During the summer months when the swimming pool is open, you might hear some family members or guests complaining about their hair turning green or their swimming suits having a green tint. You may be quick to blame the chlorine, but the culprit is typically the copper in the pool water. Copper can enter the pool in many ways, including when you add tap water to the pool. After time, the amount of copper can build up because it does not dissipate. Get rid of copper by adjusting the pool chemicals.
Test the pool water using copper test strips. Dip the test strip in the water for five seconds. Remove the strip from the water and shake once. Wait for about 15 seconds and compare the color on the strip to the color chart that comes with the kit to see if there is copper in the pool. The level of copper in a pool should be zero.

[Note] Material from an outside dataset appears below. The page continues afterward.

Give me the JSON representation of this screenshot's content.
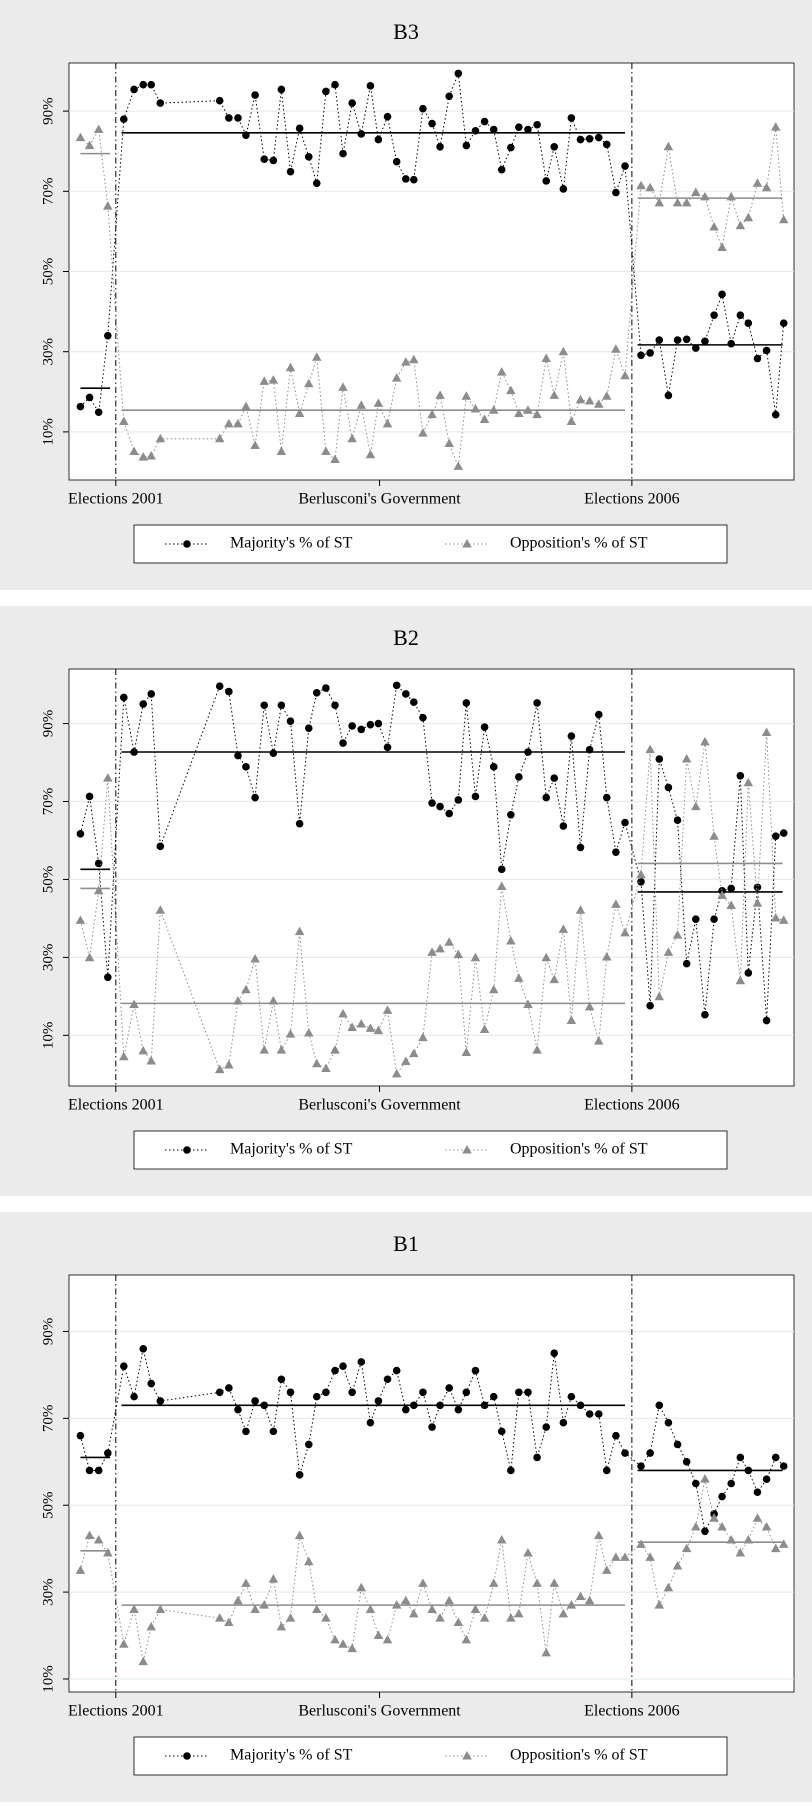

Test the pH in the pool. To counteract the copper in the pool water, the pH should read 7.2 to 7.3. Test the calcium hardness using a calcium test strip. The hardness level to fight copper build up in the pool should be 350 parts per million (ppm). If the pH needs to be adjusted or the calcium hardness needs to be raised, continue to the next steps.
Turn on the pump so it is filtering. Allow the pump to run for at least eight hours.
Raise calcium hardness by using calcium chloride. Generally, keep the calcium hardness at about 250 ppm. Use 2 oz. of calcium chloride per 1,000 gallons of water to raise the calcium hardness 10 ppm. Raise the level by 20 ppm using 4 oz. or by 50 ppm by using 10 oz. per 1,000 gallons of water. Sprinkle the powder into the deep end of the pool.
Lower the pH to 7.2 or 7.3 using muriatic acid. Add one gallon of water to a bucket. Add the correct amount of acid to the water in the bucket. Use 1-1/4 oz. muriatic acid per 1,000 gallons of water in the pool if the pH is between 7.6 and 7.8. Use 1-1/2 oz. of acid per 1,000 gallons of water in the pool to lower the pH if the test reading was 7.8 to 8.0. Pour the solution in the deep end of the pool, keeping the solution away from pool walls and fixtures.
Raise the pH if the reading is lower than 7.2 by adding soda ash. Use 3/4 oz. of soda ash per 1,000 gallons of water in the pool if the pH is 7.0 to 7.2. Use 1-1/4 oz. of soda ash per 1,000 gallons of water in the pool if the pH test reading is 6.6 to 7.0. Pour the soda ash into the deep end of the pool.